Editorial: Next Generation Sequencing Based Diagnostic Approaches in Clinical Oncology

  • 1Shemyakin-Ovchinnikov Institute of Bioorganic Chemistry, Russian Academy of Sciences, Moscow, Russia
  • 2World-Class Research Center “Digital Biodesign and Personalized Healthcare”, Sechenov First Moscow State Medical University, Moscow, Russia
  • 3Translational Genome Bioinformatics Laboratory, Moscow Institute of Physics and Technology (National Research University), Moscow, Russia
  • 4Research Department, OmicsWay Corp., Walnut, CA, United States
  • 5Therapeutic Radiology and Oncology, Medical University of Innsbruck, Innsbruck, Austria
  • 6Group for Experimental and Translational Radiooncology, Tyrolean Cancer Research Institute, Innsbruck, Austria
  • 7PathoBiology Group, European Organization for Research and Treatment of Cancer (EORTC), Brussels, Belgium
  • 8Department of Pathology & Laboratory Medicine, University of California Los Angeles (UCLA) Technology Center for Genomics & Bioinformatics, Los Angeles, CA, United States
  • 9Clinical Laboratory, Qingdao Central Hospital, The Second Affiliated Hospital of Medical College of Qingdao University, Qingdao, China

Next Generation Sequencing (NGS) technologies transformed cancer genetics by providing unprecedented access to big genomic and transcriptomic data (1, 2). Curation of cancer genetic profiles has led to many successful applications crosslinking mutations or polymorphisms with individual tumor response to therapies. Obviously valuable, these approaches however still cannot generate clinically actionable information for most of the cancer patients. In turn, high throughput RNA (transcriptome) analysis can be considered a rising star that may complement mutational screenings (1, 3). A combination of both approaches may be synergistic for many tasks in molecular diagnostics in oncology (46). Cancer mutation and expression biomarkers can not only help to set a diagnosis but also to identify appropriate personalized molecular-based treatment (79). Furthermore, novel bioinformatic approaches enable squeezing more and more clinically meaningful data from large genetic datasets (10).

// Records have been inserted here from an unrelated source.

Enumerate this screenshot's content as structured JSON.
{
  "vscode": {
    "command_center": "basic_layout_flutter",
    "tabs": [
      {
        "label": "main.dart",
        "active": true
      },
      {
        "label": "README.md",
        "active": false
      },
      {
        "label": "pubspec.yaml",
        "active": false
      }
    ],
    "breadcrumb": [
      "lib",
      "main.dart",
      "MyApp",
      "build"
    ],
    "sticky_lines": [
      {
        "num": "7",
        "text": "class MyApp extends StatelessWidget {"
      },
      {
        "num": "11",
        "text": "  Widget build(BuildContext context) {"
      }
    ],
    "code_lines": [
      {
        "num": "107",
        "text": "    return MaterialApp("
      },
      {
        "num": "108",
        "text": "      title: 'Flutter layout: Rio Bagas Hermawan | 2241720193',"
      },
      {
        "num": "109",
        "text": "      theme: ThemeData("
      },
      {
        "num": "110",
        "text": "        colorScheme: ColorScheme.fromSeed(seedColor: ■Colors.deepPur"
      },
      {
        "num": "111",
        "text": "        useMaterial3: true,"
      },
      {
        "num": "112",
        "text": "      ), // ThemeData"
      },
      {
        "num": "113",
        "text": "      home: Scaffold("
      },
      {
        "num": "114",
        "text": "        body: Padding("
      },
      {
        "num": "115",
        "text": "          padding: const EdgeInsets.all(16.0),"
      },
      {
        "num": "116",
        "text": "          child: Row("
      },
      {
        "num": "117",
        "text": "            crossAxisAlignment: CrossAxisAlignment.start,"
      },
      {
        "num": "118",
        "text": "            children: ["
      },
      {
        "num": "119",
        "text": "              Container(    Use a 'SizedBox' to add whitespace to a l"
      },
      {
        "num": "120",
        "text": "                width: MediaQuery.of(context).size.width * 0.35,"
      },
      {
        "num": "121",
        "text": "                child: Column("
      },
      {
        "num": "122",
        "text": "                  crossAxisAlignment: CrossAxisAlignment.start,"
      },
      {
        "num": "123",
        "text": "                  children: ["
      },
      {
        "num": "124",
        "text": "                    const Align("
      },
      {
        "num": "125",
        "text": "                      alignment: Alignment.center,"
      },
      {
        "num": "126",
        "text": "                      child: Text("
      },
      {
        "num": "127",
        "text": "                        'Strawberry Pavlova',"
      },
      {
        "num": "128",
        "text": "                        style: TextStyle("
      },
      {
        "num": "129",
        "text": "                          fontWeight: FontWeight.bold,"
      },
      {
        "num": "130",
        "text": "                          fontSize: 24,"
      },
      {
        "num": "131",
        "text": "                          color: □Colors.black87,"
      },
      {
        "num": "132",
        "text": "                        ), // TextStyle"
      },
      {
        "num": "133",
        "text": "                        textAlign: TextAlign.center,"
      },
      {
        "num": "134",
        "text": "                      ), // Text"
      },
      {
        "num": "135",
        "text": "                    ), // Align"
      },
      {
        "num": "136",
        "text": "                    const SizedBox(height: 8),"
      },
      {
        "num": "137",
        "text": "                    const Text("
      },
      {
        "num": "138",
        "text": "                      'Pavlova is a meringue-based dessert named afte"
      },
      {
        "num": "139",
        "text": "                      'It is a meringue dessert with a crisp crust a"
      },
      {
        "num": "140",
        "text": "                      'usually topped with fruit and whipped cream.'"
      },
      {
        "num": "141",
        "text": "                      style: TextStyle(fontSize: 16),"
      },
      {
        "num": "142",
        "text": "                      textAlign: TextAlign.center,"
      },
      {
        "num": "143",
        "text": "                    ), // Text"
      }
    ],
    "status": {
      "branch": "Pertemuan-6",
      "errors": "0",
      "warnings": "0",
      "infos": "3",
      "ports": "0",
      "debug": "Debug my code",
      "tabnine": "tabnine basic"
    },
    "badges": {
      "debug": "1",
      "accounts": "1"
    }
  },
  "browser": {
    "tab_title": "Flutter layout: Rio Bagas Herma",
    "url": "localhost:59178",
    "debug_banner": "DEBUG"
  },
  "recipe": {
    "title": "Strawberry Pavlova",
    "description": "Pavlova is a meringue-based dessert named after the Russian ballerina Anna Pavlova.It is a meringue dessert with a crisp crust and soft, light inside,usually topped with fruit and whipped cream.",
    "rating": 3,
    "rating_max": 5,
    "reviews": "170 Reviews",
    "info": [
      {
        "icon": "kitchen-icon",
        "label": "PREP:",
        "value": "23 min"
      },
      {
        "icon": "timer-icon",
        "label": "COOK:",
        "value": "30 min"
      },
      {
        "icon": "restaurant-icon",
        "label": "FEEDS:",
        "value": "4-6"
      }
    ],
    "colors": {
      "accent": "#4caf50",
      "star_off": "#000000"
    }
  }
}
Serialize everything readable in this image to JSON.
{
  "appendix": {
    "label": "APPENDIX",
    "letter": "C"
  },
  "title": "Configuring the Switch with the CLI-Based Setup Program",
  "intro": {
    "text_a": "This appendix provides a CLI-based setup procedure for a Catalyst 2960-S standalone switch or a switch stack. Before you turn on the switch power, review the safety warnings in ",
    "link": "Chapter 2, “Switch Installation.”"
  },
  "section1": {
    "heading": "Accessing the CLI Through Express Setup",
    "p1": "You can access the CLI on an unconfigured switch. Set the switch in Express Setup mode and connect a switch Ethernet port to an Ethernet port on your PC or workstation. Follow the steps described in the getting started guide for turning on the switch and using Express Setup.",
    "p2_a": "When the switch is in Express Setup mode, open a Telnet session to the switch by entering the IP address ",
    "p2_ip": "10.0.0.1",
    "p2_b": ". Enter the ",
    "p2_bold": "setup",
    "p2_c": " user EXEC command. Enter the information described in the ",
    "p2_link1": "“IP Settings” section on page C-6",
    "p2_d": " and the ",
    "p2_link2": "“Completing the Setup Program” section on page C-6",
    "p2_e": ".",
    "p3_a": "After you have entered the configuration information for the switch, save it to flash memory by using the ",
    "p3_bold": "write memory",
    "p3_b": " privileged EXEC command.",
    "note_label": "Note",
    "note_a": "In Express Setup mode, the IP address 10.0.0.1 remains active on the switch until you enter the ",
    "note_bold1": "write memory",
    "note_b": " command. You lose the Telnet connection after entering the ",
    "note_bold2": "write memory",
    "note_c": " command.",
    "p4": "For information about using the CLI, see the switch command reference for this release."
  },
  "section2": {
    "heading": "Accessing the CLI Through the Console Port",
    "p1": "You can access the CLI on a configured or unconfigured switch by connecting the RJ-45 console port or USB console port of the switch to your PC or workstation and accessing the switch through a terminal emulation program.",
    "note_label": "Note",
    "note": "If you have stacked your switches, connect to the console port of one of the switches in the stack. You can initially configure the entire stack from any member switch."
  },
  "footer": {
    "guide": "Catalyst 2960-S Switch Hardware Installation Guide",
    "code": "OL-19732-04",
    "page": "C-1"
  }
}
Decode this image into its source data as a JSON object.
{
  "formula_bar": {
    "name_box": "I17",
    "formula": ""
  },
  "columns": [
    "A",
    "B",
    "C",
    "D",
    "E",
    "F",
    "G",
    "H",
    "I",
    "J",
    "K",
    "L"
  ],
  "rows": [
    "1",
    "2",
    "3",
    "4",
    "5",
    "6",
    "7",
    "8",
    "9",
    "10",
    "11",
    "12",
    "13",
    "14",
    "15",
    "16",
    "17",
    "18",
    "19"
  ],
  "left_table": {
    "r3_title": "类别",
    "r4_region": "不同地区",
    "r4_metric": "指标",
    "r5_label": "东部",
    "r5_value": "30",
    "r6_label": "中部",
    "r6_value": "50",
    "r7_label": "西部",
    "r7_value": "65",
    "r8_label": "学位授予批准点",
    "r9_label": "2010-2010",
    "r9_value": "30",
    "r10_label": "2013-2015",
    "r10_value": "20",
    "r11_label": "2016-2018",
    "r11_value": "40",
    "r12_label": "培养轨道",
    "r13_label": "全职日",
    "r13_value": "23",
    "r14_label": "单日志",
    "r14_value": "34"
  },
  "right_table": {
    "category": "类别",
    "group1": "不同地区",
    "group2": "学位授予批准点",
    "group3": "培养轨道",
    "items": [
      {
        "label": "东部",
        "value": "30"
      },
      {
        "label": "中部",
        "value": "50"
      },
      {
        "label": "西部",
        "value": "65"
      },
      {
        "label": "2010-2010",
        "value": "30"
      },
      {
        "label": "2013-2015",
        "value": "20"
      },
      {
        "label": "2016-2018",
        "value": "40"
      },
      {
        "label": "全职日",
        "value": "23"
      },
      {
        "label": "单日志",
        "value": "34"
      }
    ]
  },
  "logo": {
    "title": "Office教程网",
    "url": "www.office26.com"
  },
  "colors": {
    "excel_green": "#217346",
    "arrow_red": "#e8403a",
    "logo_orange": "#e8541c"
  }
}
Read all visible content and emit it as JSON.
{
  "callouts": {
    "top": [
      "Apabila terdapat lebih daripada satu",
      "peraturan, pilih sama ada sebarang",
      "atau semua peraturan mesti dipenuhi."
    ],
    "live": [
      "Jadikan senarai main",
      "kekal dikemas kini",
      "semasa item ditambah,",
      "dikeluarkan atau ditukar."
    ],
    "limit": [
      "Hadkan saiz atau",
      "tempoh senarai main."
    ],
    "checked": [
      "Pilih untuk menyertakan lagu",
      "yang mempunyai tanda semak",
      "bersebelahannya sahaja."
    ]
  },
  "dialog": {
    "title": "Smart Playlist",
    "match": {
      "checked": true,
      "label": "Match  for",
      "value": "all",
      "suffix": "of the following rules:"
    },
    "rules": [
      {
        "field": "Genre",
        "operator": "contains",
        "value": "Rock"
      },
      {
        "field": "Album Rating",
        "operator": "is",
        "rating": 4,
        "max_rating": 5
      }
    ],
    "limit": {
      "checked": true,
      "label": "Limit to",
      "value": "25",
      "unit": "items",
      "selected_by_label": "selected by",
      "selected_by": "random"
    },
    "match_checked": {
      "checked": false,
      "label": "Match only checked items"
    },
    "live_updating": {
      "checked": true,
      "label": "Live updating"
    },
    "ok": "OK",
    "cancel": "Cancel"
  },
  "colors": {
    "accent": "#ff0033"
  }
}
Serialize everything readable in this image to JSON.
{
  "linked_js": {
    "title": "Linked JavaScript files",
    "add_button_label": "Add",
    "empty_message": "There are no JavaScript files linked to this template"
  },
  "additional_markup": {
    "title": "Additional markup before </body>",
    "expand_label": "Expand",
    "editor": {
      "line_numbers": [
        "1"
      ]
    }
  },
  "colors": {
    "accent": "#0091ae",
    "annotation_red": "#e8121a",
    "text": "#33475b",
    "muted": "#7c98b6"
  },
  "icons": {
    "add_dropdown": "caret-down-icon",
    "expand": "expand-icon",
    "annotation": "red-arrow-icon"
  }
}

Wang et al. reviewed current progress in using RNA sequencing (RNAseq) methods in cancer research, prognosis, and molecular diagnostics. The techniques of RNAseq have progressed rapidly from bulk RNAseq, laser-captured micro-dissected (LCM) RNAseq, and single-cell (SS) RNAseq to digital spatial RNA profiling, spatial transcriptomics, and direct in situ sequencing. These different technologies have their unique strengths, weaknesses, and suitable applications in the field of clinical oncology. For example, bulk RNAseq is a cost-effective mature technology that can be used for confident whole-transcriptome biomarker recovery and targeted capture of gene fusions. LCM-RNAseq interrogates tissue heterogeneity by dissecting cell type specific populations, whereas SS-RNAseq can characterize different cell types inhabiting and surrounding tumors. Zhigalova et al. applied RNAseq to characterize T-cell receptor (TCR) and immunoglobulin repertoire in an HKP1 KrasG12Dp53−/− syngeneic mouse model of lung cancer after anti-PD-1 treatment, and observed decreased TCR diversity in response to therapy. However, repertoire diversity was then restored in progressing disease but remained decreased in good responders to therapy in both CD4+ and CD8+ subsets, thus suggesting their potential usefulness as prognostic biomarkers.

Borger et al. used RNAseq and bioinformatic analysis with Oncofinder (11) for characterization of molecular processes accompanying ALPPS, a novel two-staged hepatectomy that dramatically accelerates liver regeneration and enables extensive liver tumor resection. ALPPS specific signature included activation of cell survival branch of IGF1R signaling pathway, proliferation branch of ILK Pathway, and the IL-10 Pathway, whereas the transcriptional branch of the Interferon pathway was downregulated (p < 0.05). The PAK- and ILK-associated pathways were also activated at an earlier time point, reflecting acceleration of liver regeneration (p < 0.001). Molecular therapies influencing those pathways could potentially improve the performance of ALLPS in the future.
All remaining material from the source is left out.